Internet poker has been a major industry for well over a decade at this point, but the online gambling industry has shifted enormously in recent years, to the point at which online casinos now offer, in a sense, the fully experience. For example, the industry has progressed from crude online poker environments to the Intercasino format, which essentially consists of a full range of arcade and slot machine games, in addition to standard card options. These days, when we visit an Internet casino, we aren’t just looking for simulated poker — we’re looking for the full experience of Las Vegas, from the comforts of our own home.
It’s this idea that Runner Runner attempts to play off of, not only via the scope of its fictional Internet casino, but through the weighty significance attached to its gambling risks. Richie Furst (Justin Timberlake) is not just an Ivy League online poker genius – he’s one who’s so thoroughly engaged with his hobby that he earns the attention of the scheming masterminds behind the websites. And when Furst feels that those same masterminds have ripped him off, he demands a meeting.

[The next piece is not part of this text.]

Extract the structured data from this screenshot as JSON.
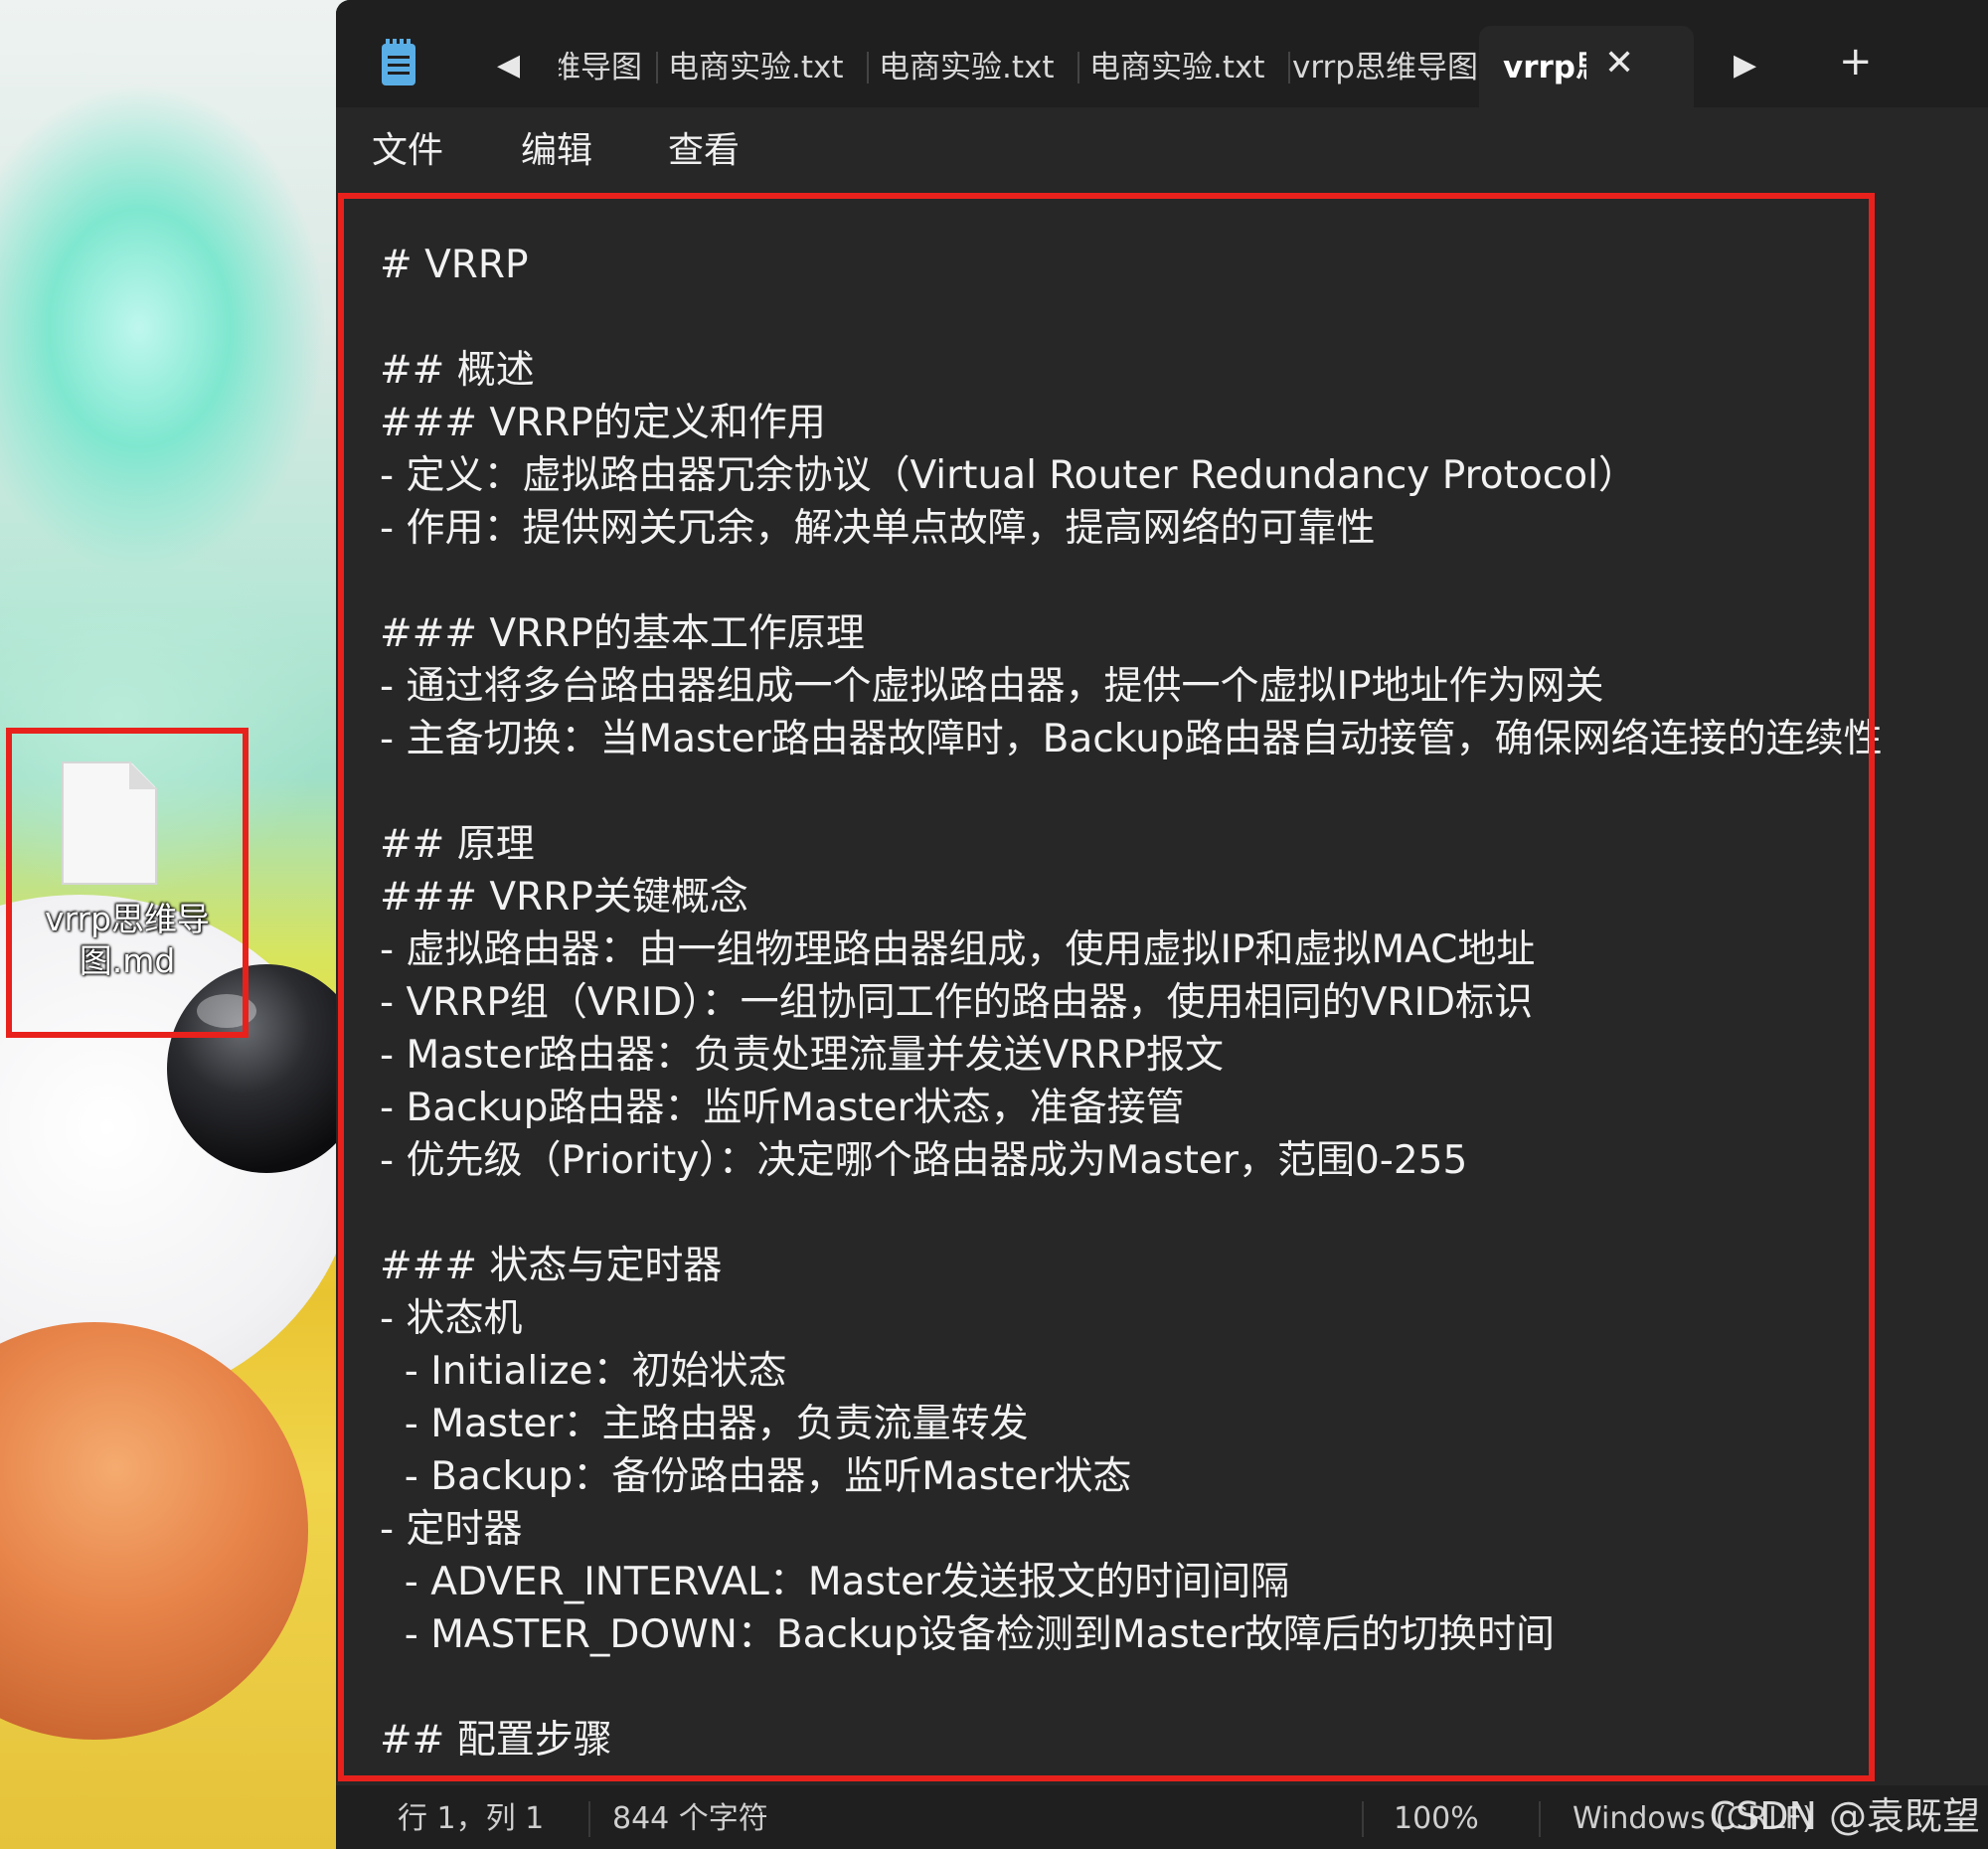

From there, Runner Runner is essentially a slippery slope, from a gambling film looking to capture the modern culture of gaming, to a sort of crime thriller you don’t really see coming until it’s upon you. Furst burrows his way into trouble until he secures a meeting with Ivan Block (Ben Affleck), the yacht-toting criminal genius behind a sketchy online gaming empire who, you know, feeds his enemies to ravenous crocodiles and whatnot.
Here the film makes a turn that’s actually somewhat interesting. Instead of fully denying that his site cheated Furst, Block invites a partnership, suggesting that Furst is too smart to walk away from the opportunity, and tempting him with the riches and glamorous lifestyle associated with running a crooked online gaming empire. This is where the real dilemma ensues: will Furst, a needy student in over his head but incredibly adept with numbers, strike it rich helping Block run his empire? Or will he ultimately cooperate with the FBI unit attempting to bring Block down? This is the question viewers are meant to ask throughout the second half of the film, and frankly it’s all abrupt and convoluted enough that we don’t really care what the answer is.
Recommendation: There’s one, and only one reason to check out Runner Runner: if you’re buying into Ben Affleck’s career evolution over the better part of the last decade, go ahead and give it a look. The film is poorly conceived, devoid of substance in its attempt to be sexy, and ultimately just a bit dull. Furthermore, Timberlake delivers a disappointingly stale (for those who enjoyed him in The Social Network) performance that sort of sours the film, though it’s really more the script’s fault than his. But Affleck is a bright spot in the film, establishing himself delightfully as a dick-ish gaming titan who somehow manages to be exuberant and bored at once.
Running Time: 91 minutes
Quoted: “Everyone gambles. They may call it something else, like the stock market, or real estate. But make no mistake, if you’re risking something, you’re gambling. And if you’re gambling, then I’m the guy you want to see.”